Anmutungen und Bitten

Ach mein höchstes Gut! ich bin jener Elende, der sich von dir abgewendet und deiner Liebe entsagt hat. Ich wäre daher nicht würdig, dich zu sehen, noch dich zu lieben. Du aber bist es, der aus Erbarmen gegen mich kein Erbarmen mit sich selbst hatte, indem du dich verurteiltest, in Schmerzen und Schande auf dem schmachvollen Holze zu sterben. Dein Tod also gibt mir Hoffnung, einst dein Angesicht zu schauen, darob mich zu erfreuen und alsdann aus allen meinen Kräften dich zu lieben. Nun aber, da ich in Gefahr schwebe, dich für immer zu verlieren, nun, da ich finde, daß ich durch meine Sünden dich verloren habe, was soll ich in dem mir noch übrigen Leben tun?

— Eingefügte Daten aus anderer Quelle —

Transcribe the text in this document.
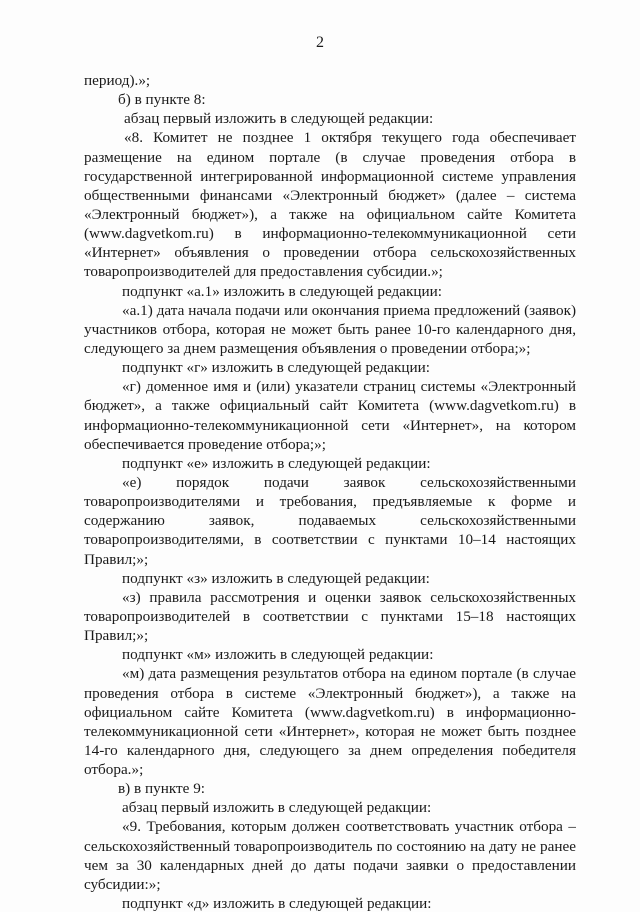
2
период).»;
б) в пункте 8:
абзац первый изложить в следующей редакции:
«8. Комитет не позднее 1 октября текущего года обеспечивает
размещение на едином портале (в случае проведения отбора в
государственной интегрированной информационной системе управления
общественными финансами «Электронный бюджет» (далее – система
«Электронный бюджет»), а также на официальном сайте Комитета
(www.dagvetkom.ru) в информационно-телекоммуникационной сети
«Интернет» объявления о проведении отбора сельскохозяйственных
товаропроизводителей для предоставления субсидии.»;
подпункт «а.1» изложить в следующей редакции:
«а.1) дата начала подачи или окончания приема предложений (заявок)
участников отбора, которая не может быть ранее 10-го календарного дня,
следующего за днем размещения объявления о проведении отбора;»;
подпункт «г» изложить в следующей редакции:
«г) доменное имя и (или) указатели страниц системы «Электронный
бюджет», а также официальный сайт Комитета (www.dagvetkom.ru) в
информационно-телекоммуникационной сети «Интернет», на котором
обеспечивается проведение отбора;»;
подпункт «е» изложить в следующей редакции:
«е) порядок подачи заявок сельскохозяйственными
товаропроизводителями и требования, предъявляемые к форме и
содержанию заявок, подаваемых сельскохозяйственными
товаропроизводителями, в соответствии с пунктами 10–14 настоящих
Правил;»;
подпункт «з» изложить в следующей редакции:
«з) правила рассмотрения и оценки заявок сельскохозяйственных
товаропроизводителей в соответствии с пунктами 15–18 настоящих
Правил;»;
подпункт «м» изложить в следующей редакции:
«м) дата размещения результатов отбора на едином портале (в случае
проведения отбора в системе «Электронный бюджет»), а также на
официальном сайте Комитета (www.dagvetkom.ru) в информационно-
телекоммуникационной сети «Интернет», которая не может быть позднее
14-го календарного дня, следующего за днем определения победителя
отбора.»;
в) в пункте 9:
абзац первый изложить в следующей редакции:
«9. Требования, которым должен соответствовать участник отбора –
сельскохозяйственный товаропроизводитель по состоянию на дату не ранее
чем за 30 календарных дней до даты подачи заявки о предоставлении
субсидии:»;
подпункт «д» изложить в следующей редакции:
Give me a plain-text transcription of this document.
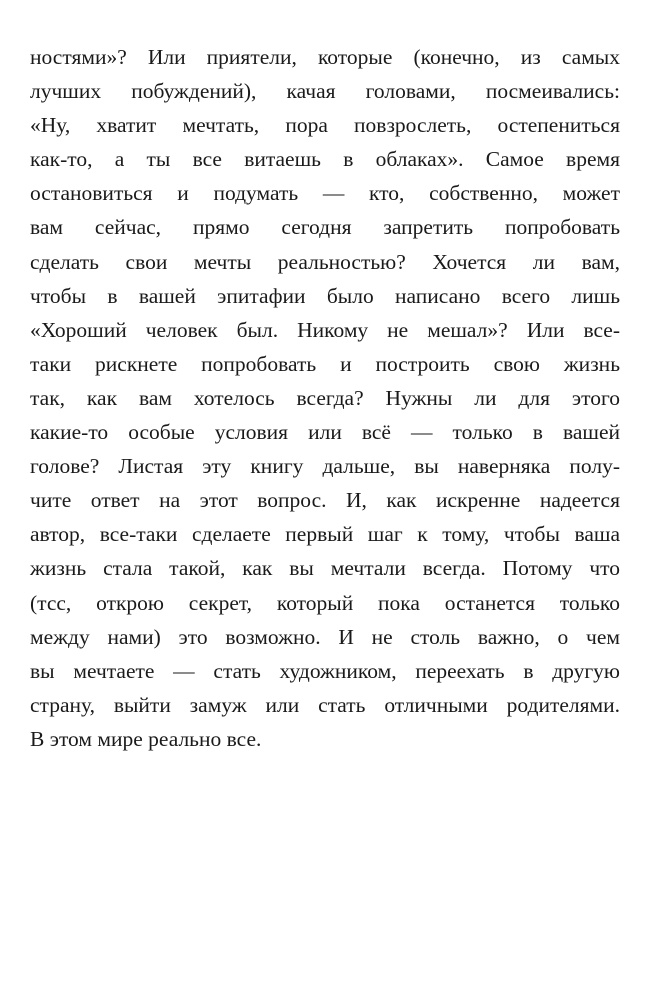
ностями»? Или приятели, которые (конечно, из самых
лучших побуждений), качая головами, посмеивались:
«Ну, хватит мечтать, пора повзрослеть, остепениться
как-то, а ты все витаешь в облаках». Самое время
остановиться и подумать — кто, собственно, может
вам сейчас, прямо сегодня запретить попробовать
сделать свои мечты реальностью? Хочется ли вам,
чтобы в вашей эпитафии было написано всего лишь
«Хороший человек был. Никому не мешал»? Или все-
таки рискнете попробовать и построить свою жизнь
так, как вам хотелось всегда? Нужны ли для этого
какие-то особые условия или всё — только в вашей
голове? Листая эту книгу дальше, вы наверняка полу-
чите ответ на этот вопрос. И, как искренне надеется
автор, все-таки сделаете первый шаг к тому, чтобы ваша
жизнь стала такой, как вы мечтали всегда. Потому что
(тсс, открою секрет, который пока останется только
между нами) это возможно. И не столь важно, о чем
вы мечтаете — стать художником, переехать в другую
страну, выйти замуж или стать отличными родителями.
В этом мире реально все.
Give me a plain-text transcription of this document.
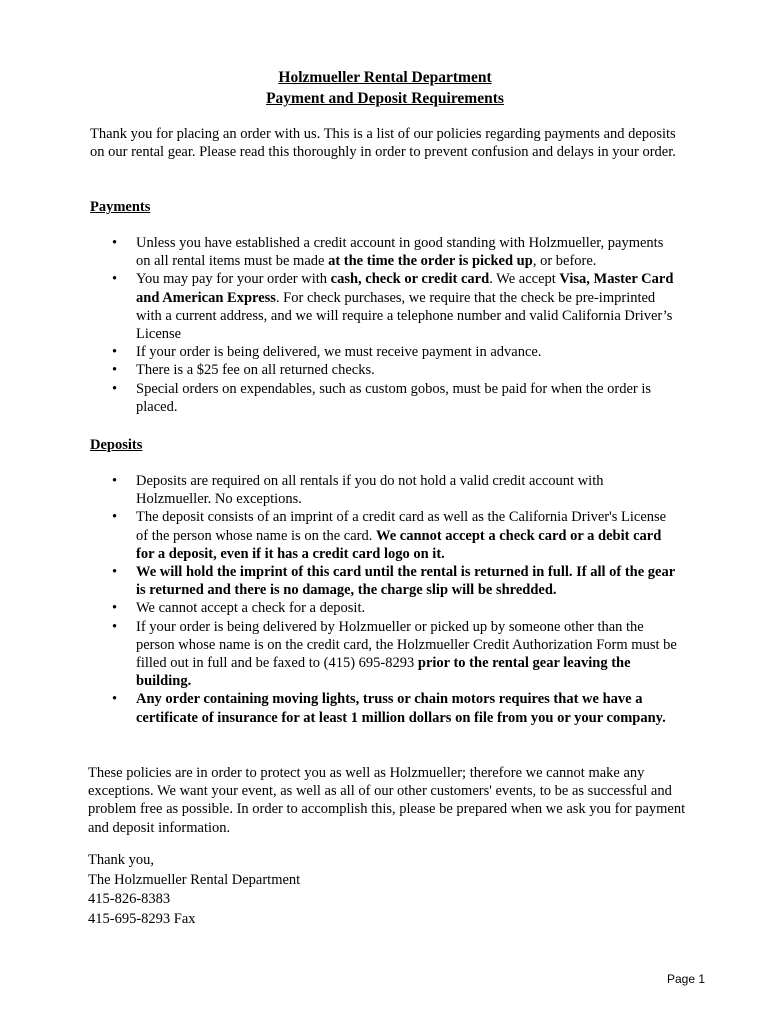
Holzmueller Rental Department
Payment and Deposit Requirements
Thank you for placing an order with us. This is a list of our policies regarding payments and deposits on our rental gear. Please read this thoroughly in order to prevent confusion and delays in your order.
Payments
• Unless you have established a credit account in good standing with Holzmueller, payments on all rental items must be made at the time the order is picked up, or before.
• You may pay for your order with cash, check or credit card. We accept Visa, Master Card and American Express. For check purchases, we require that the check be pre-imprinted with a current address, and we will require a telephone number and valid California Driver’s License
• If your order is being delivered, we must receive payment in advance.
• There is a $25 fee on all returned checks.
• Special orders on expendables, such as custom gobos, must be paid for when the order is placed.
Deposits
• Deposits are required on all rentals if you do not hold a valid credit account with Holzmueller. No exceptions.
• The deposit consists of an imprint of a credit card as well as the California Driver's License of the person whose name is on the card. We cannot accept a check card or a debit card for a deposit, even if it has a credit card logo on it.
• We will hold the imprint of this card until the rental is returned in full. If all of the gear is returned and there is no damage, the charge slip will be shredded.
• We cannot accept a check for a deposit.
• If your order is being delivered by Holzmueller or picked up by someone other than the person whose name is on the credit card, the Holzmueller Credit Authorization Form must be filled out in full and be faxed to (415) 695-8293 prior to the rental gear leaving the building.
• Any order containing moving lights, truss or chain motors requires that we have a certificate of insurance for at least 1 million dollars on file from you or your company.
These policies are in order to protect you as well as Holzmueller; therefore we cannot make any exceptions. We want your event, as well as all of our other customers' events, to be as successful and problem free as possible. In order to accomplish this, please be prepared when we ask you for payment and deposit information.
Thank you,
The Holzmueller Rental Department
415-826-8383
415-695-8293 Fax
Page 1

Soll ich fortfahren, dich zu beleidigen? Nein, mein Jesu, ich verfluche und hasse vom Grunde meines Herzens die dir zugefügten Beleidigungen: es ist mir höchst schmerzlich, dich beschimpft zu haben und ich liebe dich von ganzem Herzen. Wirst du wohl eine Seele verstoßen, die voll Reue ist und dich liebt? Nein, ich weiß gut, was du gesagt hast, daß du, mein geliebter Erlöser, niemand verstoßen könnest, der mit Reue zu deinen Füßen kommt: Wer zu mir kommt, den werde ich nicht verstoßen. (Joh 6,37) Mein Jesu, ich verlasse alles und wende mich zu dir: ich umarme dich, ich drücke dich an mein Herz; umarme auch du mich und drücke mich an dein Herz. Ich wage es so zu reden; denn ich rede und unterhandle ja mit einer unendlichen Güte: ich spreche ja mit einem Gott, der aus Liebe zu mir freiwillig und gern gestorben ist. Mein teurer Heiland, gib mir Beharrlichkeit in deiner Liebe. Meine liebste Mutter Maria! erhalte mir diese Beharrlichkeit, um deiner Liebe zu Jesu Christo willen. Also hoffe ich, also sei es.